Snow took a breath, looked at Gunny Valentine, and smiled. “Broke the old record by two minutes.”
Then he strolled down the center aisle where the men sat at schoolroom-type desks, their eyes and faces following him. He made an about-face, smiling, and walked back to the front of the room.
“Very good, gentlemen,” he said. “I do have your undivided attention.”
“Sir, we could have saved seventeen minutes,” Bronco said, a bit perplexed. “You had our undivided attention from the get-go.”
“But you’re just a touch impatient, Corporal Cortez, aren’t you?” the colonel came back.
“I don’t think so, sir,” Jesse politely argued. “I just don’t like wasting people’s time.”
“I’m wasting your time, Corporal?” Snow said in a voice that could crack plaster at a hundred yards.
“Oh, no, sir!” Cortez exclaimed, and got to his feet, snapping at attention. “Sir. I didn’t mean it like that. It’s just all that staring and waiting. For what?”
Elmore Snow smiled at the corporal.
“Take your seat, young man,” he said in a friendly, fatherly voice. “My point with the silence and the waiting is very simple. Patience in our business is everything. We are a handpicked Special Operations team with a mission to go to Iraq and work the entire theater. We’re not going there to work a base camp or patrol a road. We are going there to hunt.”

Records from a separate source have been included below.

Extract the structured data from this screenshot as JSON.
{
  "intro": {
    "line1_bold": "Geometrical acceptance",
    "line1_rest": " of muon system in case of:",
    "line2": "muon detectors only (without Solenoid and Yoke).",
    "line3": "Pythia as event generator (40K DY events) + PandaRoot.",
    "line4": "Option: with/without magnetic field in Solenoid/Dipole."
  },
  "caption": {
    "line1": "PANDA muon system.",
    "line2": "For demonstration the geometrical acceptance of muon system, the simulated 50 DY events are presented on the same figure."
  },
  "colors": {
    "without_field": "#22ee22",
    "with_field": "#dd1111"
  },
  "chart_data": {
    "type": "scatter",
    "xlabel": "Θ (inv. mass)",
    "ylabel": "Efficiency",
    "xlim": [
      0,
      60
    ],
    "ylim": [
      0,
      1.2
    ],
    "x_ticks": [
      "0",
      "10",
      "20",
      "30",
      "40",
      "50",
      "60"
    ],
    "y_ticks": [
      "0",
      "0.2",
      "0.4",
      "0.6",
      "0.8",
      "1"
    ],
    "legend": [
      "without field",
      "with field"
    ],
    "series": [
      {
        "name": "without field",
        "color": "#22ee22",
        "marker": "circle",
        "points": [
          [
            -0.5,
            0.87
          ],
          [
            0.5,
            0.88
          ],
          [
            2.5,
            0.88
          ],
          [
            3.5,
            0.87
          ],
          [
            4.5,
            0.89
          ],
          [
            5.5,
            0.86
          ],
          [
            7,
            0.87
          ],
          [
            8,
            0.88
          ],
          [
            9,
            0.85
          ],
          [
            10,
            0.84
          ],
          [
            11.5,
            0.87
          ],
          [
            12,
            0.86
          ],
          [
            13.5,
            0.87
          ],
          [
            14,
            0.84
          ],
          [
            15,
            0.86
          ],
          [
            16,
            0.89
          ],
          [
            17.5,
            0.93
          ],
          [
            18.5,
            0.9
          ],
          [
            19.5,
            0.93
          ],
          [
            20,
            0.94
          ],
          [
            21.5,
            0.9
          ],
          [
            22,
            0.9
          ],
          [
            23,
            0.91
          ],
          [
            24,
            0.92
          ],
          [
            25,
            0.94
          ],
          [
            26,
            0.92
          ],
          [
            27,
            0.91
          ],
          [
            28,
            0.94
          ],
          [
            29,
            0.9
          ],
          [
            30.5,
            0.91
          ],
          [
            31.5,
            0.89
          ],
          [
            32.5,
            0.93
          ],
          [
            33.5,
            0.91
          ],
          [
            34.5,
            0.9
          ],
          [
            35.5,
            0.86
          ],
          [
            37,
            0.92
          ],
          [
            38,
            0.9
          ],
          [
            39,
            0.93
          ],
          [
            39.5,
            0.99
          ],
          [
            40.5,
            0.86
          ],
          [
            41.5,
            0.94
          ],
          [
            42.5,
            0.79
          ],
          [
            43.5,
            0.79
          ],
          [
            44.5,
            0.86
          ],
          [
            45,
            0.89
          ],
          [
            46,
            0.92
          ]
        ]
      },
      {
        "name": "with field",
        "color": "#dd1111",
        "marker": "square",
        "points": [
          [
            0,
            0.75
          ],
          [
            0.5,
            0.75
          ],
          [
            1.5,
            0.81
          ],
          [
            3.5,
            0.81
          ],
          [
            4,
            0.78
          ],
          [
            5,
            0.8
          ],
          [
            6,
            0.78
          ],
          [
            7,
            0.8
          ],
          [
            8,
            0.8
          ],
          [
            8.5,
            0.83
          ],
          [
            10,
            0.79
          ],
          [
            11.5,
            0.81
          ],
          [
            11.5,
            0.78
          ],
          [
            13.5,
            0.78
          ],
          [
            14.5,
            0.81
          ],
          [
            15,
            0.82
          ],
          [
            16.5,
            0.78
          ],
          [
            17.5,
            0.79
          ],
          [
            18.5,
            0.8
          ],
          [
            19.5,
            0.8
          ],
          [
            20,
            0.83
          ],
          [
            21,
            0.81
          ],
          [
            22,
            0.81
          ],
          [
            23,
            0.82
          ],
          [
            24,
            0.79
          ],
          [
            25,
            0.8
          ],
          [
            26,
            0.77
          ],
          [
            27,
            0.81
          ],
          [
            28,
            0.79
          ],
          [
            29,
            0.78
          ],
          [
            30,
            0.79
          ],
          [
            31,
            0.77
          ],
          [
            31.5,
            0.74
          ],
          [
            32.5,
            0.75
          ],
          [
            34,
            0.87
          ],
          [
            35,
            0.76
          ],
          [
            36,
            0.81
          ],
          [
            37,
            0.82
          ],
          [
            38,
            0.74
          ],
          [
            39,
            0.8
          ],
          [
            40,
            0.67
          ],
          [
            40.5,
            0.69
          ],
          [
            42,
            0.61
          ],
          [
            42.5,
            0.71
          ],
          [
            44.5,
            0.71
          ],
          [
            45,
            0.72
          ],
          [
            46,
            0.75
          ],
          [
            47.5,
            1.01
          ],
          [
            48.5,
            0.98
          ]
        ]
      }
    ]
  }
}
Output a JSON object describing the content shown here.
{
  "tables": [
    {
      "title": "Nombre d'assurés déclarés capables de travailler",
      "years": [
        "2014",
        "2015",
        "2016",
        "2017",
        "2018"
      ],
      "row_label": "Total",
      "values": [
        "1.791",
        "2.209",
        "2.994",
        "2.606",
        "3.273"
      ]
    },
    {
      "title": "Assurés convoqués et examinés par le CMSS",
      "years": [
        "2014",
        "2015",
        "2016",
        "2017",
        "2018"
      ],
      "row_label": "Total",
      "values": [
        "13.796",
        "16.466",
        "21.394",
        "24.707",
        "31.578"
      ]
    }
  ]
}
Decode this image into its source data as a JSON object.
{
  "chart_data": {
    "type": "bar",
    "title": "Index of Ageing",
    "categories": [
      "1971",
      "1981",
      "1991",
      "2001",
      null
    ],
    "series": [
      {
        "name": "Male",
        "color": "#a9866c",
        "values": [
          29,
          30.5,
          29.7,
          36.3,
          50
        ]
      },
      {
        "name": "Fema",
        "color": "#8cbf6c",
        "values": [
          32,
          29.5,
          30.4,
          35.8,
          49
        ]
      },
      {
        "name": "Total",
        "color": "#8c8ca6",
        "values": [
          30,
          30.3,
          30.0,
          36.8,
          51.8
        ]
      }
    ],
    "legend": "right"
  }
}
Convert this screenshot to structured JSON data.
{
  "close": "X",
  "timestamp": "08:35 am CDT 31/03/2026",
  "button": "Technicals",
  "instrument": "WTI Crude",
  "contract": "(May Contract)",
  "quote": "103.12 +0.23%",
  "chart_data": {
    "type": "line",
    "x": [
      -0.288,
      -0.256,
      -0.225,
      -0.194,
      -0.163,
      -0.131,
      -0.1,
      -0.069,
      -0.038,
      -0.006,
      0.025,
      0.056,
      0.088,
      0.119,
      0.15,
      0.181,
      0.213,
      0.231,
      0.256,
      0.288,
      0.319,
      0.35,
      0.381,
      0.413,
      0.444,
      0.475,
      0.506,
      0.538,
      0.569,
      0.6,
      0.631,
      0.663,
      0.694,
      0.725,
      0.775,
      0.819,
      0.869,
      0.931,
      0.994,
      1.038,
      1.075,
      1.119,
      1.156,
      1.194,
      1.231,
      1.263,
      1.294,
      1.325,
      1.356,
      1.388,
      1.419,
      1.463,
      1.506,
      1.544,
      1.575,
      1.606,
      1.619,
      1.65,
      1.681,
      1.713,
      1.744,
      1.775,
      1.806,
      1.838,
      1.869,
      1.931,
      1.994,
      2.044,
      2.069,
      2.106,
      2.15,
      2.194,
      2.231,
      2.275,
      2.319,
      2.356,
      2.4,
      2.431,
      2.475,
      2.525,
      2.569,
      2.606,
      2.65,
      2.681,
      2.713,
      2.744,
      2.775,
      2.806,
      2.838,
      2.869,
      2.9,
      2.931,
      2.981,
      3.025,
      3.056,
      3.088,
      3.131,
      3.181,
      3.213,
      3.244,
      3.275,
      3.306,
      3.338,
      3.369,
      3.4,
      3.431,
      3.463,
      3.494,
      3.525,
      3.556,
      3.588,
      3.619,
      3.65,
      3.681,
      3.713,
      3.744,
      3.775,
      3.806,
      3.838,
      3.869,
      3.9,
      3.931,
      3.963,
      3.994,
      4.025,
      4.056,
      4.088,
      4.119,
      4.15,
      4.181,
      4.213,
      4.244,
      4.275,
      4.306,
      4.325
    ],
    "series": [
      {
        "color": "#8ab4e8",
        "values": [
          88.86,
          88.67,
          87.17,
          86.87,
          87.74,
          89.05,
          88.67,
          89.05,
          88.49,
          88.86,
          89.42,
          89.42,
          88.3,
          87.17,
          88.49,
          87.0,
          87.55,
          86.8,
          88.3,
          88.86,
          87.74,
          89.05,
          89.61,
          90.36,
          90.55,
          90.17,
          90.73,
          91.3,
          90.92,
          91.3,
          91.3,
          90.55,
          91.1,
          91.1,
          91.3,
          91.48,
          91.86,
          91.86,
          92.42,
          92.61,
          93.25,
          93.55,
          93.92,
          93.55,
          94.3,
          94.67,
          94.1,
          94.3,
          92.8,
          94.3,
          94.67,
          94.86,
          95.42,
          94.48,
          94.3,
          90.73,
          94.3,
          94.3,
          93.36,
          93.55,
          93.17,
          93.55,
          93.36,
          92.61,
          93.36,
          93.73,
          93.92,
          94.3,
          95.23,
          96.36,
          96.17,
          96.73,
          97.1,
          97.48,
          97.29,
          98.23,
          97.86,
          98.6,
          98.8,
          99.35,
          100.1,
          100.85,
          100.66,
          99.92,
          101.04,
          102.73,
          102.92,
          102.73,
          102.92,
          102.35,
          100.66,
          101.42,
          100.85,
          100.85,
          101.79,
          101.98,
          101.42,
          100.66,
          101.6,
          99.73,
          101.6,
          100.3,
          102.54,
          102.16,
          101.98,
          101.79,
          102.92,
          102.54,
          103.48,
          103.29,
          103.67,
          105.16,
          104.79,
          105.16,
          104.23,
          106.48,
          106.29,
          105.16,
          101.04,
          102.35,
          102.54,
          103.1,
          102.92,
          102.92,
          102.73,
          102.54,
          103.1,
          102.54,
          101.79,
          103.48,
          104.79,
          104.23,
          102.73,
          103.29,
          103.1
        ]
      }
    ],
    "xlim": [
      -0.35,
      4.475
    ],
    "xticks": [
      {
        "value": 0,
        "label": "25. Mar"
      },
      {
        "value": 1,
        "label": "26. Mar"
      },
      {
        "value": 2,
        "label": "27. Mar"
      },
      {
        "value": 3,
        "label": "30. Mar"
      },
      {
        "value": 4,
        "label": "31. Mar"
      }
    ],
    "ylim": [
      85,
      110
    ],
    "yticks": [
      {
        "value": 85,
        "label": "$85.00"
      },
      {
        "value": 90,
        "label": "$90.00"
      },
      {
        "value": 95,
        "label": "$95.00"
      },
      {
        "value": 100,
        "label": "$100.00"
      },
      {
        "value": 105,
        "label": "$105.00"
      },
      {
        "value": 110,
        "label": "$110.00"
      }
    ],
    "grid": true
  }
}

Snow paused, waiting for the dramatic moment, then added, “Hunt the devil himself. Abu Musab al-Zarqawi.
“That, gentlemen, requires persistence, ingenuity, and the utmost profound patience.
“We are part of a greater, Joint Special Operations Command that combines our Marine operators with the best that Delta Force has to offer, the best that Air Force Pararescue, Combat Control and Special Operations has, and the best of the Navy’s SEALs. Our operators today scour the mountains in Afghanistan for Osama bin Laden, our number one target. And soon we will scour the Iraqi deserts for an even worse devil, in my opinion, Abu Musab al-Zarqawi.”